Well after other stars of TV pilots for this coming season have either started ramping up for production and promotion — or folded their tents and gone home – Anna Chlumsky is still awaiting word on the fate of her “House Rules” pilot for CBS.  With its cast options extended last week, the series that follows the freshman class of Congress as they begin their careers in Washington, D.C., might become a midseason replacement show.  Or not.

“I would love to hear that it has a future,” she tells us.  But either way, the 28-year-old actress, who rose to fame in the “My Girl” movies is going to be busy.  She has a movie for Lifetime with Kristin Chenoweth shooting this summer.  She’s talking theater projects – “It’s been a year since I’ve done a play” – and she has the U.S. release of the BBC Films-IFC Films political satire, “In the Loop.”

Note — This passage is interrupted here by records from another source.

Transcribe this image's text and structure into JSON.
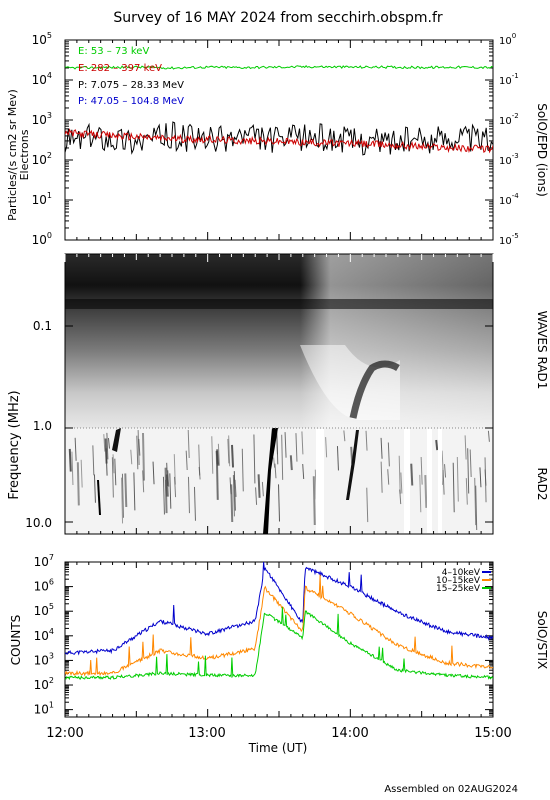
{
  "title": "Survey of 16 MAY 2024 from secchirh.obspm.fr",
  "footer": "Assembled on 02AUG2024",
  "x_axis": {
    "label": "Time (UT)",
    "ticks": [
      "12:00",
      "13:00",
      "14:00",
      "15:00"
    ]
  },
  "panel1": {
    "left_ylabel_line1": "Particles/(s cm2 sr Mev)",
    "left_ylabel_line2": "Electrons",
    "right_ylabel": "SolO/EPD (ions)",
    "left_ticks": [
      {
        "base": "10",
        "exp": "0"
      },
      {
        "base": "10",
        "exp": "1"
      },
      {
        "base": "10",
        "exp": "2"
      },
      {
        "base": "10",
        "exp": "3"
      },
      {
        "base": "10",
        "exp": "4"
      },
      {
        "base": "10",
        "exp": "5"
      }
    ],
    "right_ticks": [
      {
        "base": "10",
        "exp": "-5"
      },
      {
        "base": "10",
        "exp": "-4"
      },
      {
        "base": "10",
        "exp": "-3"
      },
      {
        "base": "10",
        "exp": "-2"
      },
      {
        "base": "10",
        "exp": "-1"
      },
      {
        "base": "10",
        "exp": "0"
      }
    ],
    "legend": [
      {
        "text": "E: 53 – 73 keV",
        "color": "#00cc00"
      },
      {
        "text": "E: 282 – 397 keV",
        "color": "#cc0000"
      },
      {
        "text": "P: 7.075 – 28.33 MeV",
        "color": "#000000"
      },
      {
        "text": "P: 47.05 – 104.8 MeV",
        "color": "#0000cc"
      }
    ]
  },
  "panel2": {
    "ylabel": "Frequency (MHz)",
    "right_label_top": "WAVES RAD1",
    "right_label_bottom": "RAD2",
    "ticks": [
      "0.1",
      "1.0",
      "10.0"
    ]
  },
  "panel3": {
    "ylabel": "COUNTS",
    "right_label": "SolO/STIX",
    "ticks": [
      {
        "base": "10",
        "exp": "1"
      },
      {
        "base": "10",
        "exp": "2"
      },
      {
        "base": "10",
        "exp": "3"
      },
      {
        "base": "10",
        "exp": "4"
      },
      {
        "base": "10",
        "exp": "5"
      },
      {
        "base": "10",
        "exp": "6"
      },
      {
        "base": "10",
        "exp": "7"
      }
    ],
    "legend": [
      {
        "text": "4–10keV",
        "color": "#0000cc"
      },
      {
        "text": "10–15keV",
        "color": "#ff8800"
      },
      {
        "text": "15–25keV",
        "color": "#00cc00"
      }
    ]
  },
  "chart_data": [
    {
      "type": "line",
      "title": "Survey of 16 MAY 2024 from secchirh.obspm.fr",
      "xlabel": "Time (UT)",
      "ylabel": "Particles/(s cm2 sr Mev) Electrons",
      "y2label": "SolO/EPD (ions)",
      "yscale": "log",
      "ylim": [
        1,
        100000
      ],
      "y2lim": [
        1e-05,
        1
      ],
      "x": [
        "12:00",
        "12:15",
        "12:30",
        "12:45",
        "13:00",
        "13:15",
        "13:30",
        "13:45",
        "14:00",
        "14:15",
        "14:30",
        "14:45",
        "15:00"
      ],
      "series": [
        {
          "name": "E: 53 – 73 keV",
          "color": "#00cc00",
          "axis": "left",
          "values": [
            20000,
            20500,
            21000,
            20000,
            21000,
            20500,
            21000,
            21500,
            21000,
            21000,
            20500,
            21000,
            20500
          ]
        },
        {
          "name": "E: 282 – 397 keV",
          "color": "#cc0000",
          "axis": "left",
          "values": [
            480,
            420,
            380,
            340,
            330,
            300,
            290,
            270,
            260,
            240,
            220,
            200,
            190
          ]
        },
        {
          "name": "P: 7.075 – 28.33 MeV",
          "color": "#000000",
          "axis": "right",
          "values": [
            0.003,
            0.004,
            0.003,
            0.004,
            0.003,
            0.004,
            0.003,
            0.004,
            0.003,
            0.003,
            0.003,
            0.004,
            0.003
          ]
        }
      ]
    },
    {
      "type": "heatmap",
      "ylabel": "Frequency (MHz)",
      "yscale": "log",
      "ylim": [
        0.02,
        16
      ],
      "y_ticks": [
        0.1,
        1.0,
        10.0
      ],
      "instruments": [
        "WAVES RAD1",
        "RAD2"
      ]
    },
    {
      "type": "line",
      "ylabel": "COUNTS",
      "right_label": "SolO/STIX",
      "yscale": "log",
      "ylim": [
        5,
        10000000
      ],
      "x": [
        "12:00",
        "12:20",
        "12:40",
        "13:00",
        "13:20",
        "13:24",
        "13:40",
        "13:41",
        "14:00",
        "14:20",
        "14:40",
        "15:00"
      ],
      "series": [
        {
          "name": "4–10keV",
          "color": "#0000cc",
          "values": [
            2000,
            2500,
            40000,
            12000,
            40000,
            6000000,
            30000,
            6000000,
            1000000,
            90000,
            15000,
            8000
          ]
        },
        {
          "name": "10–15keV",
          "color": "#ff8800",
          "values": [
            300,
            300,
            2500,
            1200,
            3000,
            900000,
            15000,
            900000,
            80000,
            4000,
            800,
            500
          ]
        },
        {
          "name": "15–25keV",
          "color": "#00cc00",
          "values": [
            200,
            200,
            300,
            250,
            250,
            90000,
            8000,
            100000,
            5000,
            400,
            250,
            200
          ]
        }
      ]
    }
  ]
}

Chlumsky costars with Simon Foster, James Gandolfini, David Rasche, Mimi Kennedy and others in Armando Iannucci’s farcical flick in which a slip of the lip by a British official has the country hurtling toward war.

“I LOVE this kind of humor.  I’m so grateful and blessed to be part of this awesome British comedic tradition.  I’ve long been a fan of it.  Monty Python is mother’s milk to me,” she declares.

Having back-to-back projects that have her politically involved, albeit on two sides of the Atlantic, works for Chlumsky.  “I actually studied international relations in school,” notes the University of Chicago grad.

Chlumsky is aware that political satire is a tough genre to pull off in films, but believes “In the Loop” – beginning its limited release July 24 – has an advantage in its roots.  “I think in the grand scheme of things, Europeans have been around so much longer than we have – they’ve gone through more revolutions, civil wars, regime changes and paradigm shifts — they’re in a cultural position of not taking themselves as seriously as we do,” she opines.  “They’re not terribly precious about themselves and the world at large.  You have to take a step back and not take yourselves too seriously.”

ON THE OTHER HAND: England’s top-rated sitcom, “My Family” – which is seen here via BBC America – is the only TV show in the U.K. that uses an American-style writing team concept.  Not only is the show a ratings winner.  It’s also a finalist in the Best Comedy category for the third time in England’s upcoming “TVQuick & TVChoice” Awards, having already won twice.  The awards are voted on by viewers.  “My Family,” produced by Don Taffner, Jr., is about a dentist (Robert Lindsay), husband and father in a bit of a mid-life crisis.  It’s from DLT Entertainment, an American company, which also produced Dame Judi Dench’s delightful “As Time Goes By” series, seen here on PBS, in addition to having been responsible for “Three’s Company” and “Too Close for Comfort.”

TOO BAD:  Disappointing, the comments KISS frontman Gene Simmons made to AOL’s Katy Kroll, saying that “American Idol’s” Adam Lambert had “killed his career” by coming out as gay, that now the focus would be on Adam’s sexuality rather than his music — this coming from a man who wears makeup and platform shoes.  We’ve always liked Gene, but such running off at the mouth seems more about self-promotion via being provocative than anything else.  Like the bisexuality stuff killed Mick Jagger’s and David Bowie’s careers, right, Gene?  And we forgot all about Freddie Mercury’s music because he was gay?  Time to shut it, Gene.  Just shut it.